Not that she has not dabbled with sculpture in her incredibly triumphant career, but I think I convinced her that newspapers needed her. She took the bait. The rest is a gallery of rich history. Page after page of the Ducassi magic. The lady can take the most abstract and obscure of subjects and come up with a design solution that, in many instances, will be the reason some readers even approach the story.
Put Nuri in the middle of a room with editors, and she grasps at the most minute details of stories being discussed. Soon after, her hands are like those of a virtuoso violinist touching crayons, textiles, cotton, wires or baby powder, to make those stories gain a personality of their own. Nuri transmits energy to her pages.
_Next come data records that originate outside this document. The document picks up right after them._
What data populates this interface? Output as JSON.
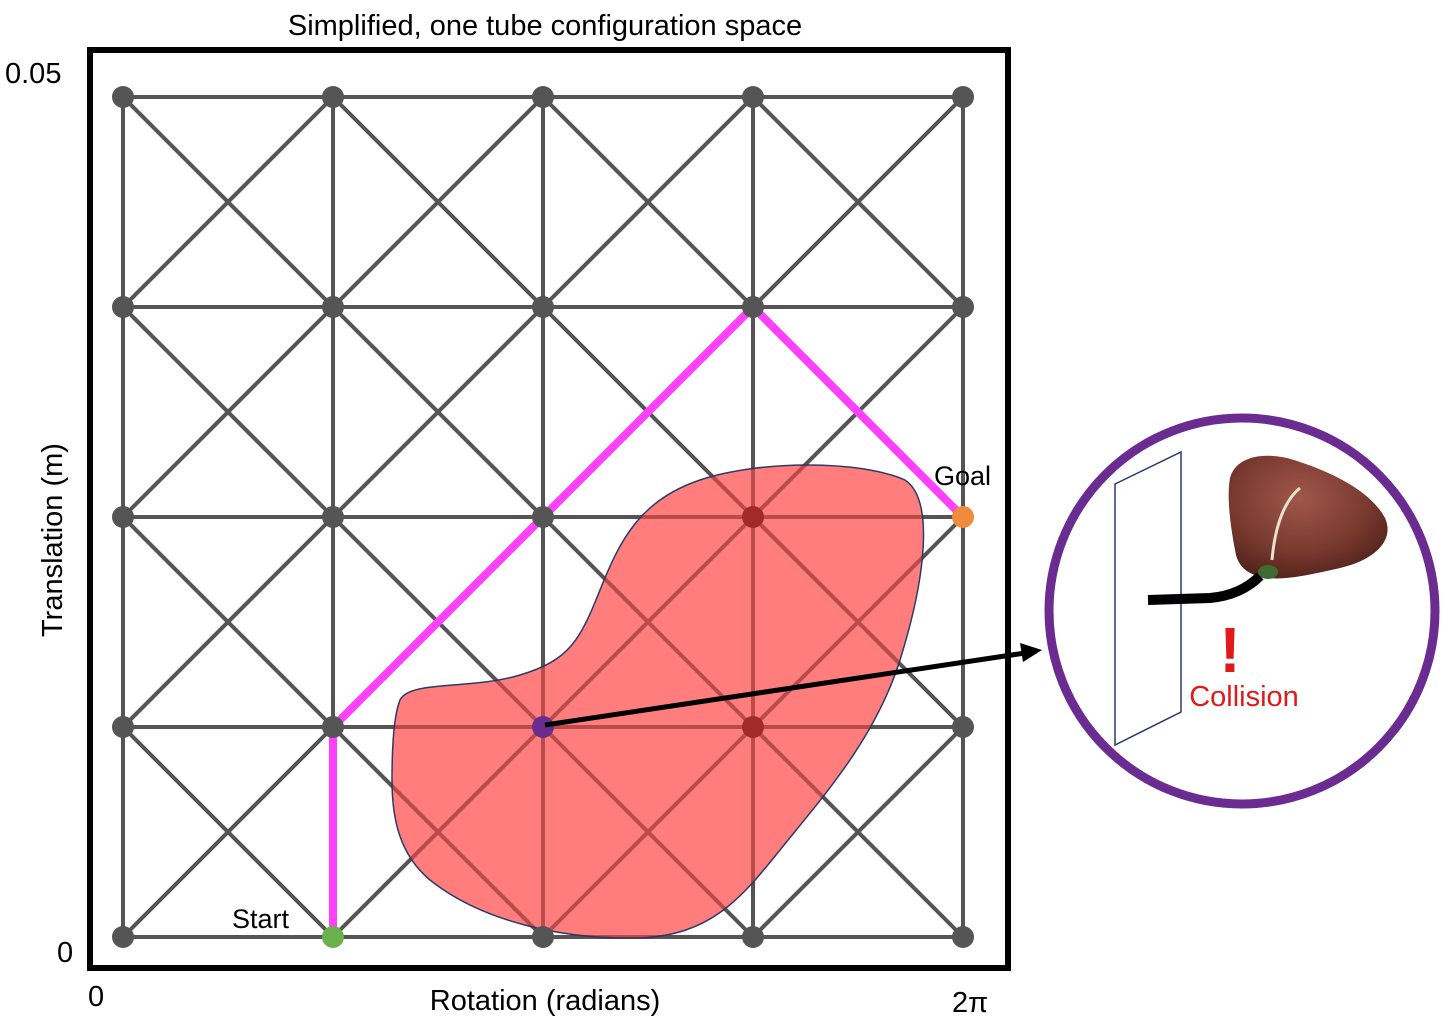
{
  "title": "Simplified, one tube configuration space",
  "axes": {
    "x_label": "Rotation (radians)",
    "y_label": "Translation (m)",
    "x_min_label": "0",
    "x_max_label": "2π",
    "y_min_label": "0",
    "y_max_label": "0.05"
  },
  "grid": {
    "columns": 5,
    "rows": 5,
    "node_color": "#555555",
    "edge_color": "#555555",
    "diagonals": true
  },
  "nodes": {
    "start": {
      "label": "Start",
      "col": 1,
      "row": 0,
      "color": "#6ab04c"
    },
    "goal": {
      "label": "Goal",
      "col": 4,
      "row": 2,
      "color": "#f08a3c"
    },
    "colliding_sample": {
      "col": 2,
      "row": 1,
      "color": "#6a2c91"
    },
    "in_obstacle": [
      {
        "col": 3,
        "row": 2
      },
      {
        "col": 3,
        "row": 1
      }
    ],
    "in_obstacle_color": "#a32a2a"
  },
  "path": {
    "color": "#ff40ff",
    "nodes": [
      [
        1,
        0
      ],
      [
        1,
        1
      ],
      [
        2,
        2
      ],
      [
        3,
        3
      ],
      [
        4,
        2
      ]
    ]
  },
  "obstacle": {
    "fill": "#ff6f6f",
    "stroke": "#2b3a6b"
  },
  "callout": {
    "ring_color": "#6a2c91",
    "warning_mark": "!",
    "warning_text": "Collision",
    "warning_color": "#e01a1a",
    "icons": [
      "wall-plane-icon",
      "tube-icon",
      "liver-icon"
    ]
  }
}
If I were a reporter I would definitely want Nuri illustrating my narrative.
Nuri’s own narrative is also interesting and has taken the Cuban-born artist around the globe to share her talent and to offer tips to all the Nuri Ducassi-wannabes out there. She makes her debut as an art director at Miami’s El Nuevo Herald at the age of 30. The young Nuri then goes west to the San Jose Mercury News (1994-97), returns to The Miami Herald (1997-2004), travels north to Canada at The Montreal Gazette (2005-2008) then at the Fort Lauderdale Sun-Sentinel (2008-11). Nuri then became the Toronto Star’s AME presentation, redesigned the paper, received two Canada National Newspaper Awards and the third year a nomination.
“I’m now their cyber creative director because after 3 years I needed to spend more time at home in Florida,” Nuri tells me.
I have had a chance to look at the latest Nuri Ducassi gallery and it is an amazing parade of good ideas, inviting design and pure creative spark.
So, this is my mini interview with la Nuri, in which the emphasis is on how she maintains her creativity alive, as if she reserved a big, juicy love kiss for every page she touches.
Three questions for Nuri Ducassi
1. What keeps Nuri Ducassi inspired after all these years?
It’s different every single time. When I'm in front of a blank page it feels like sitting in an empty room painted in white. I sit in the middle alone with the story. The room is rectangular and there is a certain feeling of confinement, it is my job to break through and expand it. That makes it exciting and propels the imagination. The new page, the new adventure, the new challenge.
2. How does one "keep the music playing" so to speak after years of one cover page after another?
It is music and joy. It never gets old. A fresh composition every time. I look inside my toolbox and it is there somehow, the thing I wanted to try.
3. What is your biggest challenge to be creative today?
Is the same old challenge, how not to give in to mediocrity and repetition. Keeping focus on the muse. It is hard to strike a balance when you are working for someone else. But not impossible, there are always opportunities.